San Bernardino readers might recall the fire at the Chevron refinery in Richmond, California last year. Federal officials investigating the accident recently announced some of their findings.

According to the U.S. Chemical Safety Board, California needs stronger regulations and better oversight of its refineries. However, the federal officials are concerned that California’s agency in charge of ensuring workplace safety — the Division of Occupational Safety and Health — might not have staff property trained or equipped for this task.

Specifically, officials believe state laws or regulations should require periodic corrosion reviews from refinery operators. State officials should also be trained how to assess whether refinery pipe systems are compliant with those regulations, as part of their checklist during scheduled safety inspections.

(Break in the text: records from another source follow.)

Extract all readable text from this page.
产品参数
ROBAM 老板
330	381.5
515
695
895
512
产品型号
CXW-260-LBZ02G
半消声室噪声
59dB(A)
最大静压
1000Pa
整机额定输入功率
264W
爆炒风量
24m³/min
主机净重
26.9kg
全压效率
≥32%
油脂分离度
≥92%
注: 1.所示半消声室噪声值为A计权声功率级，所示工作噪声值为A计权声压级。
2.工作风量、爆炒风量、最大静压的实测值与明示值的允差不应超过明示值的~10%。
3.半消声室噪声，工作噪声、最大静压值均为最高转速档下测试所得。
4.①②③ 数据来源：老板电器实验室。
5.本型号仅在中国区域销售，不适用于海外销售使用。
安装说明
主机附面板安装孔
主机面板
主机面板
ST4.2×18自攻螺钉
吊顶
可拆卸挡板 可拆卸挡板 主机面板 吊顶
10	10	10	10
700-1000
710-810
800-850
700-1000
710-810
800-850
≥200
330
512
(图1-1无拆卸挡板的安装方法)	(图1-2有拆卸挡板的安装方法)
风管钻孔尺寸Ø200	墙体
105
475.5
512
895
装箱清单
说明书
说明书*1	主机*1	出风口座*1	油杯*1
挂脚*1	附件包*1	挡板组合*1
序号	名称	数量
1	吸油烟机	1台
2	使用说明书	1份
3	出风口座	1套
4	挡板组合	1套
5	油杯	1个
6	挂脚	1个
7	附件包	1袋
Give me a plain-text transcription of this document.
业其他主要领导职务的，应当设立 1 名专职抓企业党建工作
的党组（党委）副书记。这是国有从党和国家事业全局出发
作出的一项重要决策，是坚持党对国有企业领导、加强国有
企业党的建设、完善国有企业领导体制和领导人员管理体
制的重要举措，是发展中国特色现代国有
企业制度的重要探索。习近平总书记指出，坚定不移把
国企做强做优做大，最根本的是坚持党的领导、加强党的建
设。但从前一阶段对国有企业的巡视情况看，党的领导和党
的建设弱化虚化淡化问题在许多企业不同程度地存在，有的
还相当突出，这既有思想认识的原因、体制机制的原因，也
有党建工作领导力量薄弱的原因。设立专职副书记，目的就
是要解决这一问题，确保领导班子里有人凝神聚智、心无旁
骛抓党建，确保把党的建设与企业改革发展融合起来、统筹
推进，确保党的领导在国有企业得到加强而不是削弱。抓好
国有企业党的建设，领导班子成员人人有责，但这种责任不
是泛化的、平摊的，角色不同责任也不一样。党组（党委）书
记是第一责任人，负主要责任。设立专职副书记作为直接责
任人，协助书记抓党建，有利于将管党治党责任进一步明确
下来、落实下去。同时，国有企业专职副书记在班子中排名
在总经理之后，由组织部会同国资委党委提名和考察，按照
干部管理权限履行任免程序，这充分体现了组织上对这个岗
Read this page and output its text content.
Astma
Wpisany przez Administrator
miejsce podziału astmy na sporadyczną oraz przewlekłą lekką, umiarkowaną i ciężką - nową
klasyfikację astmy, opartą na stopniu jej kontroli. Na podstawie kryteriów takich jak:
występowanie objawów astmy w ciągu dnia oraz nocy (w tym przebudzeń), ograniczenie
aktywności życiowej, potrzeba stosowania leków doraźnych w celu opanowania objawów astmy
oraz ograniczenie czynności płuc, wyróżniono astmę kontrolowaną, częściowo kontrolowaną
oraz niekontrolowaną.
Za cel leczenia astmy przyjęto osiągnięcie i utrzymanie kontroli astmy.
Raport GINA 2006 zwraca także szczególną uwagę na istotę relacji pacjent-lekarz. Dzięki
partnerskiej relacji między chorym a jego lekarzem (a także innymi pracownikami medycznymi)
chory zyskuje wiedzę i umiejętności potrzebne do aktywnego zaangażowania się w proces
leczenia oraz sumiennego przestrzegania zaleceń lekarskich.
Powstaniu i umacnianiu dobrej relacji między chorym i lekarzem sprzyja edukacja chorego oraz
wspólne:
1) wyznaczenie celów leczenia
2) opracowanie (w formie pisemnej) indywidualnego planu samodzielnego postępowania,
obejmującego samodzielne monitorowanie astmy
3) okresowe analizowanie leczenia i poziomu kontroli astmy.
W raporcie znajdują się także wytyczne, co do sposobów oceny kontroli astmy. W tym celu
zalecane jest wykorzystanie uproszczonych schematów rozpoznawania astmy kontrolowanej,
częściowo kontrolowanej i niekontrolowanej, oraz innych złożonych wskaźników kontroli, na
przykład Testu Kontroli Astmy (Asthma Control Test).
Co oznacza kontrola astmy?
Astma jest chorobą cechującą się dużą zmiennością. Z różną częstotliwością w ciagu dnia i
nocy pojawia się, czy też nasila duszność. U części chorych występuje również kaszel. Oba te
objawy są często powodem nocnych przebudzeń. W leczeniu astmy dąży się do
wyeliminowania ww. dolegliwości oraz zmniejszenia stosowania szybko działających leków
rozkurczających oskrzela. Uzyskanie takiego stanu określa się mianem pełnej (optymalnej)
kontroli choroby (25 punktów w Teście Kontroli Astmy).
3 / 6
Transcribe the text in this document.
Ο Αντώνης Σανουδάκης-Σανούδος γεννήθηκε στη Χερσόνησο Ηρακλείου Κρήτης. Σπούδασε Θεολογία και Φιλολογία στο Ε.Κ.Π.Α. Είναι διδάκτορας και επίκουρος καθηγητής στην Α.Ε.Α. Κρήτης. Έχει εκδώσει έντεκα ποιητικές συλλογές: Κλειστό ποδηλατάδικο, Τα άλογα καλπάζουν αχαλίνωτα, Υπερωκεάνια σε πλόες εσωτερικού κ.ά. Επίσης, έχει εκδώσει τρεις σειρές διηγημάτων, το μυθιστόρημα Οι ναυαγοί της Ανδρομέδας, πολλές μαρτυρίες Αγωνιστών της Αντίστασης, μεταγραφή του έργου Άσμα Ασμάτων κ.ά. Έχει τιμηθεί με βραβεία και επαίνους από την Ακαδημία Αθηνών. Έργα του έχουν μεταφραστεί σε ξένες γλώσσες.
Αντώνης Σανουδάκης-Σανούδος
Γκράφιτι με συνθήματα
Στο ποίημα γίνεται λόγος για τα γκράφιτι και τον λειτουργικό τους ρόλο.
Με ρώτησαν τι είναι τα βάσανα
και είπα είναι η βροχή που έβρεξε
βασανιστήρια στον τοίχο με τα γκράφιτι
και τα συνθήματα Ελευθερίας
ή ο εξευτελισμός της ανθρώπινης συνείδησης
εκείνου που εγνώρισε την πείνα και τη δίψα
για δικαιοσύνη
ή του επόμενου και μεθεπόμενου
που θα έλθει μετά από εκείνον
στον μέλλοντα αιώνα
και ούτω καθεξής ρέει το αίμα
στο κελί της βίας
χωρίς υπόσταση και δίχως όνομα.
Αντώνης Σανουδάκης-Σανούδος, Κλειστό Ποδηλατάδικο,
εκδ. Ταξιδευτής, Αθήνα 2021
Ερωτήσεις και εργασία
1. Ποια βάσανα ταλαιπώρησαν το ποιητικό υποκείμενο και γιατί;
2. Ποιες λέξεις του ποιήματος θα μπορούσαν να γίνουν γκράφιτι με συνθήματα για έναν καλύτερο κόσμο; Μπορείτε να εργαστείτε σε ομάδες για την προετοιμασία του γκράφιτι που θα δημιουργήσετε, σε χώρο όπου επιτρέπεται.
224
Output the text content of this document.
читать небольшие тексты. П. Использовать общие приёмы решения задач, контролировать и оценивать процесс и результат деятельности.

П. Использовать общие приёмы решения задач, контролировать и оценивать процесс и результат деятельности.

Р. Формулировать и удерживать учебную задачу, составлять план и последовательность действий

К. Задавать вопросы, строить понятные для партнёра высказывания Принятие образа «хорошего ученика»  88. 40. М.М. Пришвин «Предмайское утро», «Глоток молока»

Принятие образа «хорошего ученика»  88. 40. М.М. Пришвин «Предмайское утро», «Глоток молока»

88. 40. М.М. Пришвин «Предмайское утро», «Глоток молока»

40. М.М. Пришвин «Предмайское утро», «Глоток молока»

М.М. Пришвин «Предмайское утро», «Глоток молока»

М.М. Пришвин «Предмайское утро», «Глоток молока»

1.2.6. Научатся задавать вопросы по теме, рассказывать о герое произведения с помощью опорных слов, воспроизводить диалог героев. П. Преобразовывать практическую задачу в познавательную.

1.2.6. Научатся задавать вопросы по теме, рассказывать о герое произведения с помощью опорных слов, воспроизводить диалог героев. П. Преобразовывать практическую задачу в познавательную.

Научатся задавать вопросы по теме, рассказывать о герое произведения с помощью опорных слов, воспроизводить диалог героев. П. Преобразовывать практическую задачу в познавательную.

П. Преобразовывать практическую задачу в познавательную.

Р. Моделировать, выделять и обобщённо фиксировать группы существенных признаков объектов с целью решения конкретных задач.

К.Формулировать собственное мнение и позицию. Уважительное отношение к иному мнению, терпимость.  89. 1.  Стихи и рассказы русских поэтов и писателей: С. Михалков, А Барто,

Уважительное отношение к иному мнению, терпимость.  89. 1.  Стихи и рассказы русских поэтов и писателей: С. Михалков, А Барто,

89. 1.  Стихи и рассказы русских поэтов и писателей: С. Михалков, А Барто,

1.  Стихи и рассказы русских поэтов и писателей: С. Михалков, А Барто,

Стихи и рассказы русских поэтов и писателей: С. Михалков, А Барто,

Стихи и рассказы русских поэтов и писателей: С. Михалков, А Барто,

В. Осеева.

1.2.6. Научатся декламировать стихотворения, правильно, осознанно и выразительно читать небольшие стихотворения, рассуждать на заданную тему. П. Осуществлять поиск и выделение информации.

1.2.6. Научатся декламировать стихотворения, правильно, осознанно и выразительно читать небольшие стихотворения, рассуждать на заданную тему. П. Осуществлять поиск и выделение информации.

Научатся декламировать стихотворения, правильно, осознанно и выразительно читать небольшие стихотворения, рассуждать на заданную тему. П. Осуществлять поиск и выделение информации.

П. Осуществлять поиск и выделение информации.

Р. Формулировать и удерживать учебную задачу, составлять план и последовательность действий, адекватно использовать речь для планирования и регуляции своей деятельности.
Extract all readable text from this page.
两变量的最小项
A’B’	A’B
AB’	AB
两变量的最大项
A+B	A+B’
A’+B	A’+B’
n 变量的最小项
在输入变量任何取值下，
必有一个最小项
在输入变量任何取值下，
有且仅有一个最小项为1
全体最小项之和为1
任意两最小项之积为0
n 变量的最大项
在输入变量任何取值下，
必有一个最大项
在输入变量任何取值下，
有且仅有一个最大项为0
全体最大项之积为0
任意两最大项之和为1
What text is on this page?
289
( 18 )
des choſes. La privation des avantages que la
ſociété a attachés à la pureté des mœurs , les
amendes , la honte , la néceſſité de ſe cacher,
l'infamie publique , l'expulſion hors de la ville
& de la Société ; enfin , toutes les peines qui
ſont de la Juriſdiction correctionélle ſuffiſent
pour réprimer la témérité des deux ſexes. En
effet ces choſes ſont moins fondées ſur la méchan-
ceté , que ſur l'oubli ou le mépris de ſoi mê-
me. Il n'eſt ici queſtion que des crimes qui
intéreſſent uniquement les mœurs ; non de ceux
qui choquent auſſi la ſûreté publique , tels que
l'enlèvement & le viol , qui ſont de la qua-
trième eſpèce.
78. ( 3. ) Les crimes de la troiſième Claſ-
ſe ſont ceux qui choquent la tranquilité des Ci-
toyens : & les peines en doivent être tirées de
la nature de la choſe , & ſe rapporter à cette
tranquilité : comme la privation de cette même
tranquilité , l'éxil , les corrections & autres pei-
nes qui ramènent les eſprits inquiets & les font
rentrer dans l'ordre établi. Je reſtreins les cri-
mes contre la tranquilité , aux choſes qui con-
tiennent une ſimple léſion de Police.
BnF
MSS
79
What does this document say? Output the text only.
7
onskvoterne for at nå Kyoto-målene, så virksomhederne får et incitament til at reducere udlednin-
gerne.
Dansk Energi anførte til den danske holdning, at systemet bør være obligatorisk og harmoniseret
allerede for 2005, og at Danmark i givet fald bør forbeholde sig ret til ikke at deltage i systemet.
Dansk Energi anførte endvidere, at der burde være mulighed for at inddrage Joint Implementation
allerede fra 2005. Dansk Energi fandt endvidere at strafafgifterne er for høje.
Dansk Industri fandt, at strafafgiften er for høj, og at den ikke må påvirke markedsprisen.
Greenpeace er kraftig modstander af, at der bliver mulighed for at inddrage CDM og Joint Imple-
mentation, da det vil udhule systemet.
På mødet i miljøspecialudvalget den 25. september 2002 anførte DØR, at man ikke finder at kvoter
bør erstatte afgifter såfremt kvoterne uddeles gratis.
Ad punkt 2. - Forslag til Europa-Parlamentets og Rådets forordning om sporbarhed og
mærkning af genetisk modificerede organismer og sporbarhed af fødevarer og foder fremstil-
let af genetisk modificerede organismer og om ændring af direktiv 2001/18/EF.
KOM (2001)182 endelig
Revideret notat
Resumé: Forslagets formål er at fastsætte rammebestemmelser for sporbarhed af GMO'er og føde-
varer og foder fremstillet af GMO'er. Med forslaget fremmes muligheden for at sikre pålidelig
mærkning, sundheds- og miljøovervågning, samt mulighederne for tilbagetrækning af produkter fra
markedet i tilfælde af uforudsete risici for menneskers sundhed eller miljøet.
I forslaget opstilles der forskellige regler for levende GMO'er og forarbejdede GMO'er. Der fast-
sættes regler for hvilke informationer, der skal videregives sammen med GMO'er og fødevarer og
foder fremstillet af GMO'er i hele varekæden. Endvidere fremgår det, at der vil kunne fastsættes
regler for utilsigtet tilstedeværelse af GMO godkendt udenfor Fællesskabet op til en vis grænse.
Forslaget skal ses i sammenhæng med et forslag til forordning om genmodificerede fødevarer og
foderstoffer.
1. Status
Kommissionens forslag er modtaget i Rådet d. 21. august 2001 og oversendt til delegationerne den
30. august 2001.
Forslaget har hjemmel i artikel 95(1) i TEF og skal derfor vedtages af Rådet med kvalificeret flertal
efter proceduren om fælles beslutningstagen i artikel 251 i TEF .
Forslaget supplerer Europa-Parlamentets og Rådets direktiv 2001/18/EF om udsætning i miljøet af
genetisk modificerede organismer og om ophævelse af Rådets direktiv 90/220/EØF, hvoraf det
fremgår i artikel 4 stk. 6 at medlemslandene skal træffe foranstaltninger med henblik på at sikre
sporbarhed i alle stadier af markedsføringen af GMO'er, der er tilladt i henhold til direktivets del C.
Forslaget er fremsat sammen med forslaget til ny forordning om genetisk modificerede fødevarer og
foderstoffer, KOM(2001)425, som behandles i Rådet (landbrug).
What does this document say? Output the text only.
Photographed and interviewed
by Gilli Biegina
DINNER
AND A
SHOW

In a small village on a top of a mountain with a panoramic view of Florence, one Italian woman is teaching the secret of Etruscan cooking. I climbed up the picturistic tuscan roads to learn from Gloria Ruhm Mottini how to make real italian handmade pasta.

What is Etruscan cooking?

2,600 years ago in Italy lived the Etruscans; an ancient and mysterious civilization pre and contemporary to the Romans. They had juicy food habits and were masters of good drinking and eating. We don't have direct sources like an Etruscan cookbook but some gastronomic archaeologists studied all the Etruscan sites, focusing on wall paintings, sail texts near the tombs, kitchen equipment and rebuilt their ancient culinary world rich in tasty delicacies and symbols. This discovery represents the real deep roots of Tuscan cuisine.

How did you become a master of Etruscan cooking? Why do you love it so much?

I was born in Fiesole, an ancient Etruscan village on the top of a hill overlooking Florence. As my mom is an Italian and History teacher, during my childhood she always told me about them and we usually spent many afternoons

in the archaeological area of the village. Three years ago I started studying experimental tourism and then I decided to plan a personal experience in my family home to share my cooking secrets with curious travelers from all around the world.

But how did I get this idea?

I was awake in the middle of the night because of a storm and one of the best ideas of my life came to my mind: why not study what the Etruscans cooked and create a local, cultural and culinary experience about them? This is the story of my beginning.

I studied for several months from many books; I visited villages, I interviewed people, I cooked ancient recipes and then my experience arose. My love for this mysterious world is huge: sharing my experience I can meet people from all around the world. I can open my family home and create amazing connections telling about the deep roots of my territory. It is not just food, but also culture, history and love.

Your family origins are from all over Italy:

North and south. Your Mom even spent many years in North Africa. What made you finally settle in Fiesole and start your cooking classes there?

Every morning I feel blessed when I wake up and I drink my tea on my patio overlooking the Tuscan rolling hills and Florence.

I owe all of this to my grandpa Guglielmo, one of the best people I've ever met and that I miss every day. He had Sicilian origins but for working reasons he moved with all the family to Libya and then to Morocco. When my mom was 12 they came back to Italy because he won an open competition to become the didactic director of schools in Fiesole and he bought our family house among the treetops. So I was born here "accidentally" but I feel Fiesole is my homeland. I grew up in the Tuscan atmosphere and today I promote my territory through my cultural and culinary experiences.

In addition, officials recommend that Cal/OSHA officials conduct more frequent safety checks of state refineries. In the six-year period before the Chevron refinery fire, California state inspectors performed only three safety inspections of the facility — none of which resulted in any citations. Only after the incident did state officials cite Chevron for several safety violations.

In the case of the Chevron fire, officials believe a corroded pipe dating from the 1970s caused a leak. That led to the fire, as well as black smoke spewing into the air and affecting neighboring residential communities. After the incident, it is reported that thousands of individuals sought medical attention for eye irritation and breathing problems. Several refinery workers also sought treatment for injuries through the company’s workers’ compensation policy.

Hopefully, state lawmakers will heed these recommendations. New safety regulations might help to create safer workplaces for refinery workers — and put neighbors more at ease.